Example — single-node generation + eval against an Azure OpenAI endpoint:

```bash
API_KEY=sk-... \
TIIFBENCH_AZURE_ENDPOINT=https://your-endpoint.openai.azure.com \
MODEL_PATH=/path/to/checkpoint \
  bash evaluation/gen/tiif/run_tiifeval.sh
```

Per-question judgments are written to `$OUTPUT_DIR/tiifbench-<split>_results/eval_json/`,
with a dimension-level summary in `result_summary_dimension.txt` next to it.

## Tips

- **Sampling config.** Defaults mirror the values used in the SenseNova-U1
  tech report.
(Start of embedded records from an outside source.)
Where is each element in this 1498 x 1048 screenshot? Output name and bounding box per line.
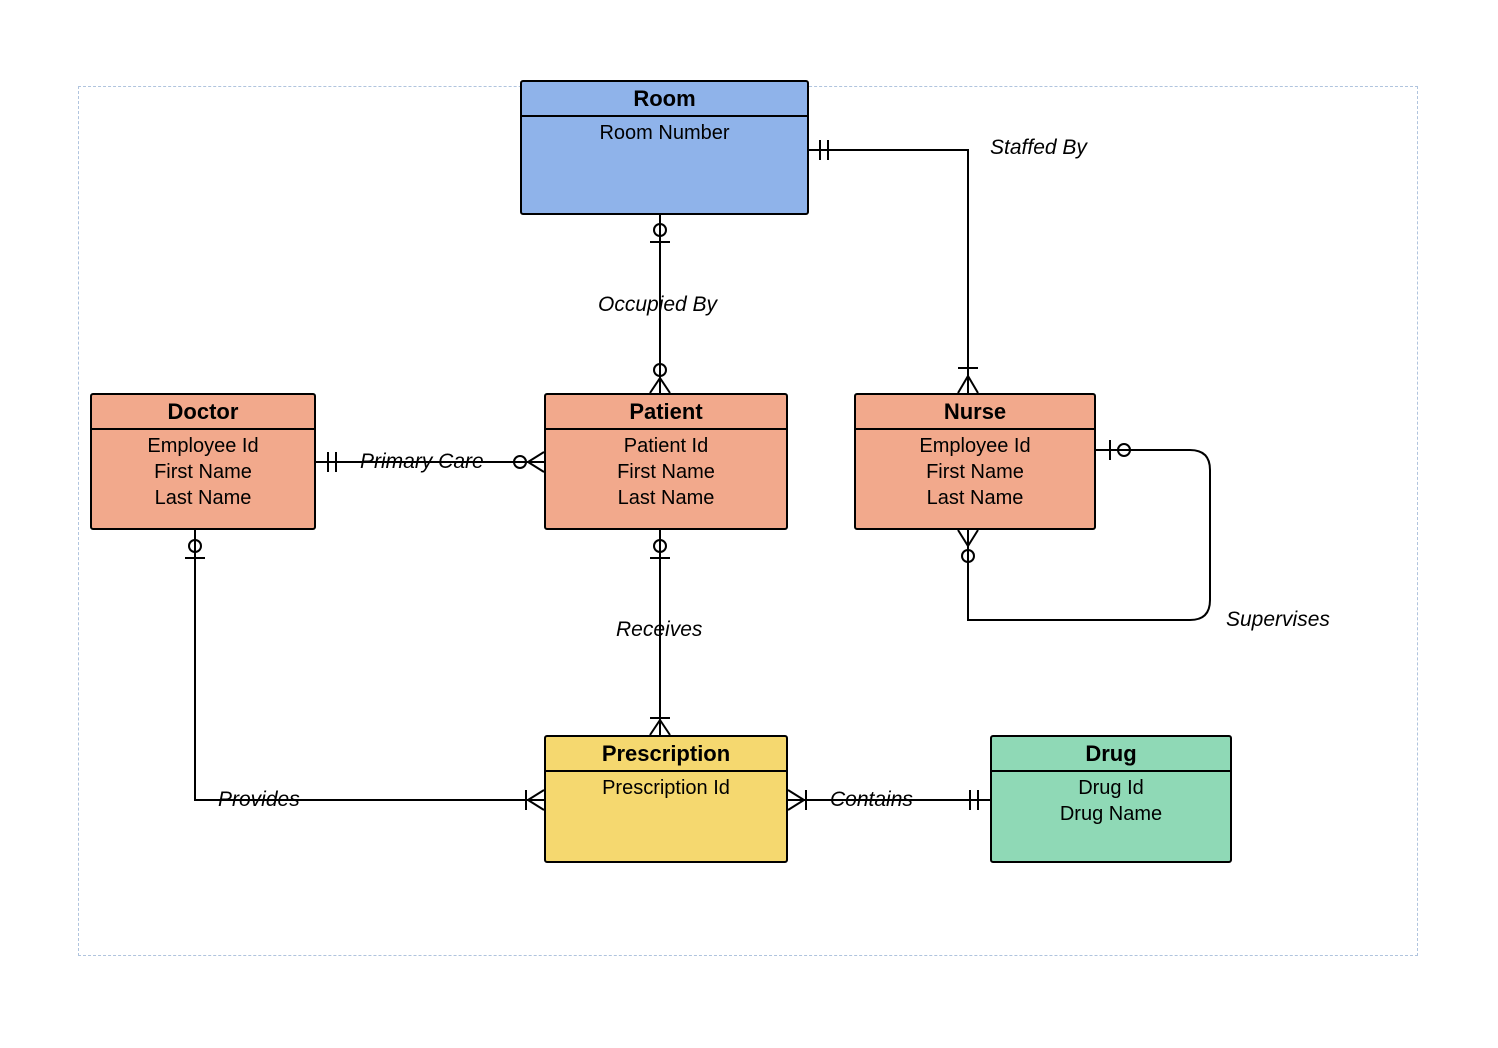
entity-patient[interactable]: Patient Patient Id First Name Last Name	[544, 393, 788, 530]
rel-staffed-by: Staffed By	[990, 136, 1087, 160]
rel-supervises: Supervises	[1226, 608, 1330, 632]
entity-room[interactable]: Room Room Number	[520, 80, 809, 215]
rel-contains: Contains	[830, 788, 913, 812]
entity-nurse[interactable]: Nurse Employee Id First Name Last Name	[854, 393, 1096, 530]
entity-attr: First Name	[98, 459, 308, 485]
entity-doctor-title: Doctor	[92, 395, 314, 430]
entity-drug-attrs: Drug Id Drug Name	[992, 772, 1230, 833]
entity-nurse-attrs: Employee Id First Name Last Name	[856, 430, 1094, 517]
rel-primary-care: Primary Care	[360, 450, 484, 474]
entity-attr: Prescription Id	[552, 775, 780, 801]
entity-patient-title: Patient	[546, 395, 786, 430]
entity-attr: Drug Name	[998, 801, 1224, 827]
entity-attr: Patient Id	[552, 433, 780, 459]
rel-occupied-by: Occupied By	[598, 293, 717, 317]
entity-room-title: Room	[522, 82, 807, 117]
entity-attr: Room Number	[528, 120, 801, 146]
entity-attr: First Name	[862, 459, 1088, 485]
entity-attr: First Name	[552, 459, 780, 485]
entity-attr: Last Name	[552, 485, 780, 511]
rel-receives: Receives	[616, 618, 702, 642]
entity-prescription[interactable]: Prescription Prescription Id	[544, 735, 788, 863]
entity-attr: Last Name	[98, 485, 308, 511]
entity-prescription-title: Prescription	[546, 737, 786, 772]
entity-nurse-title: Nurse	[856, 395, 1094, 430]
entity-prescription-attrs: Prescription Id	[546, 772, 786, 807]
entity-attr: Drug Id	[998, 775, 1224, 801]
entity-doctor-attrs: Employee Id First Name Last Name	[92, 430, 314, 517]
entity-attr: Last Name	[862, 485, 1088, 511]
entity-room-attrs: Room Number	[522, 117, 807, 152]
entity-drug[interactable]: Drug Drug Id Drug Name	[990, 735, 1232, 863]
rel-provides: Provides	[218, 788, 300, 812]
entity-doctor[interactable]: Doctor Employee Id First Name Last Name	[90, 393, 316, 530]
entity-drug-title: Drug	[992, 737, 1230, 772]
entity-attr: Employee Id	[98, 433, 308, 459]
entity-attr: Employee Id	[862, 433, 1088, 459]
entity-patient-attrs: Patient Id First Name Last Name	[546, 430, 786, 517]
CVTG-2K in particular expects 2048-pixel outputs — lower
  resolutions will not be comparable.
- **Judge APIs.** All API-based evaluators accept any OpenAI-compatible
  endpoint — point them at SenseNova, Gemini (OpenAI-compat), Azure OpenAI,
  or a local vLLM / sglang server as needed.
- **Multi-GPU.** `run_tiifeval.sh` uses DDP (`torchrun --nproc_per_node`)
  with one full model replica per GPU. `run_cvtgeval.sh` instead shards a
  single model across GPUs via HF `device_map="auto"` — preferred when one
  GPU cannot hold the whole model. To scale further, run multiple
  invocations against disjoint `--output_dir`s and merge the results.
- **Re-evaluation.** `eval_images_bizgeneval.py` / `eval_images_igenbench.py`
  skip items whose judgments already exist in `--output-dir`. Pass
  `--force-rerun` to ignore the cache.